Como nota final, tenho a certeza que se fosse evecuado de imediato, talvez não ficasse marcado para sempre.

Rogério Cardoso
Ex-Fur Mil
CART 643 - Águias Negras
__________

Nota de CV:

Vd. último poste da série de 8 de Maio de 2010 > Guiné 63/74 - P6349: Notas soltas da CART 643 (Rogério Cardoso) (20): Bem haja senhor Grilo, maquinista do navio Ana Mafalda

2 comentários:

Hélder Valério disse...

Caro Rogério

Se não fosse poder ser entendido como estando a fazer humor negro, agora era capaz de utilizar a velha fórmula portuguesa de relativizar tudo e dizer-te: "pois, tiveste sorte, podia ser pior, se não tens falado com o teu coronel ou ele não se tivesse provavelmente 'empinado' com alguns 'mandantes' não terias saído de lá tão depressa e por isso esses padecimentos de hoje são só para te recordares como alguém intercedeu por ti"....

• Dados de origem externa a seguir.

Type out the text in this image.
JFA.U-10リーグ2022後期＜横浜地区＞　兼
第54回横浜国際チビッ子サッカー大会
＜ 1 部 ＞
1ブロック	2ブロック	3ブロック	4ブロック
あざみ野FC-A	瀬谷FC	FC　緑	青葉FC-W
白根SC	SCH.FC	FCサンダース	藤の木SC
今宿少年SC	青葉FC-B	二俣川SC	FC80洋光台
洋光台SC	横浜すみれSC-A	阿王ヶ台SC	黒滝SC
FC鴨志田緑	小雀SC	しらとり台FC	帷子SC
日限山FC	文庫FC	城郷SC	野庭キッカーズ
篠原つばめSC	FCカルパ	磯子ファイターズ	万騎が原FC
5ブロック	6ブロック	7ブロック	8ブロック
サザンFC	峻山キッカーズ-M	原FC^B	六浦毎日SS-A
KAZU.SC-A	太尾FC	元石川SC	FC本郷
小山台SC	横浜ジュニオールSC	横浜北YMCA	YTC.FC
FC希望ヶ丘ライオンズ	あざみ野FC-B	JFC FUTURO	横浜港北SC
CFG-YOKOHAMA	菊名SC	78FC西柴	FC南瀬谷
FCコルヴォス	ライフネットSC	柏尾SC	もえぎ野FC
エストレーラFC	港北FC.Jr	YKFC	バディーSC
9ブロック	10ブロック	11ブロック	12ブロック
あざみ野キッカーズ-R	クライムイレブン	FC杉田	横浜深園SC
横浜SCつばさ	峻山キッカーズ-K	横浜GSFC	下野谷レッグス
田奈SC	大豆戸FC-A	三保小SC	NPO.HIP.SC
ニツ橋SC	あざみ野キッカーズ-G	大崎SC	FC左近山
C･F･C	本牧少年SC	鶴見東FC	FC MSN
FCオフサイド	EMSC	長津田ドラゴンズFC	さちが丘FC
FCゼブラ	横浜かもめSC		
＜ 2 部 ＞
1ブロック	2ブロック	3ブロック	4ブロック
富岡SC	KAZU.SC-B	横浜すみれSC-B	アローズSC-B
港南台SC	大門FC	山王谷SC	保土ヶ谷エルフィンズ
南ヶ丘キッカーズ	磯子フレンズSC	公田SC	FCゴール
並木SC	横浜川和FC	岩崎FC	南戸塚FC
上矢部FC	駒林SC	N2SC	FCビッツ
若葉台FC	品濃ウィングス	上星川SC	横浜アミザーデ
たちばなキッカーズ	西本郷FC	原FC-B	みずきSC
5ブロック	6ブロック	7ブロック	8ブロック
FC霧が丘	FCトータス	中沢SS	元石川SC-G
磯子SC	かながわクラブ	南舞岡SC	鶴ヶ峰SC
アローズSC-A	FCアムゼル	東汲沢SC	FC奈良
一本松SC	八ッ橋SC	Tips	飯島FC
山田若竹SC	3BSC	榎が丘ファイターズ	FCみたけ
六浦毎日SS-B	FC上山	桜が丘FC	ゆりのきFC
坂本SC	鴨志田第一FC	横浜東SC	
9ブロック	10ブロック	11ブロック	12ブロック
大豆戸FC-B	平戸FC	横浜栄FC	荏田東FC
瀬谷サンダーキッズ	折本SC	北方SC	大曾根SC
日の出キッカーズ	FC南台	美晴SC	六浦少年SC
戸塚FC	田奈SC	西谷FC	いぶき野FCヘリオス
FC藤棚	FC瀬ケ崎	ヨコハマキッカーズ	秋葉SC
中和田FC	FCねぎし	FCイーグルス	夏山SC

É bom estares por cá, com a saúde possível e a boa disposição que te caracteriza.

Um abraço
Hélder S.

joao parreira disse...

Caro Rogério Cardoso.
Recordações:
A CART 730 actuou no no Sector 03, reconhecido como o de maior atividade do IN já há bastante tempo, e atribuido ao BArt 645, com intervenções nos sub- sectores das CArt 643 e CArt 566 tendo por base Bissorã e com 4 estacionamentos temporários no OLOSSATO.

A finalidade da nossa Companhia
(730) era a de reforçar as Companhias no Sector e permitir com mais facilidade o escoamento da mancarra da zona, para Bissau.
Recebeu verbalmente uma missão por 2 meses, mas o periodo arrastou-se quase a seis.